Augmented myocardial methionine-enkephalin in a murine model of cardiac angiotensin II-overexpression

Introduction. The endogenous opioid system has been reported to interact with both the cardiac sympathetic and renin-angiotensin systems in exerting a local regulatory action on the heart.The goal of this investigation was to examine how cardiac levels of enkephalin production are altered in the development of normotensive primary hypertrophy due to elevated intra-cardiac angiotensin II (Ang II) production. Methods. Atrial and ventricular methionine-enkephalin (ME) levels were measured by quantitative radioimmunoassay in 14 and 28-week-old male transgenic mice (TG1306/1R) and control mice.The TG1306/1R exhibit cardiac specific Ang II overexpression and cardiac hypertrophy, but not hypertension. Results. TG1306/1R mice had significantly higher heart/body weight ratios H (15—20%) than control littermates at both 14 (p=0.02) and 28 weeks (p=0.04). Relative to controls, ME content was significantly elevated (approximately twofold) in atria and ventricles in the older 28-week TG1306/1R mice only.

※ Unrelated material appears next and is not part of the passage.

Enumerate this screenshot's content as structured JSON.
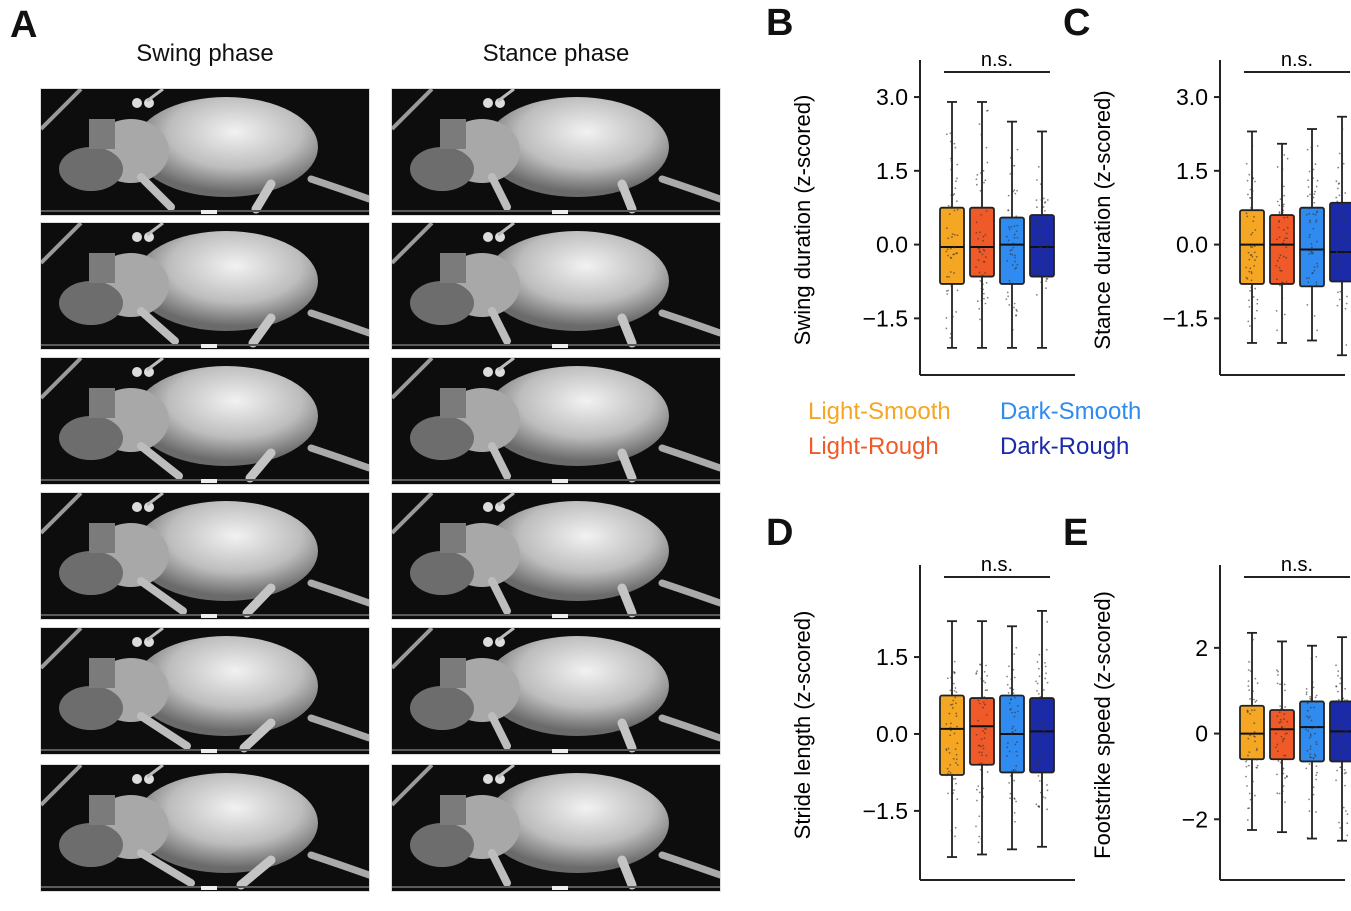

A significant inverse correlation between heart size and ME level was observed for 28-week TG1306/1R only. Conclusions. We have provided evidence that a marked elevation of myocardial enkephalin level is observed in the established (but not early) phase of cardiac hypertrophy associated with cardiac-specific Ang II-overexpression.This study identifies a potentially important relationship between two endogenous peptidergic signalling systems involved in the regulation of growth and function of the hypertrophic heart.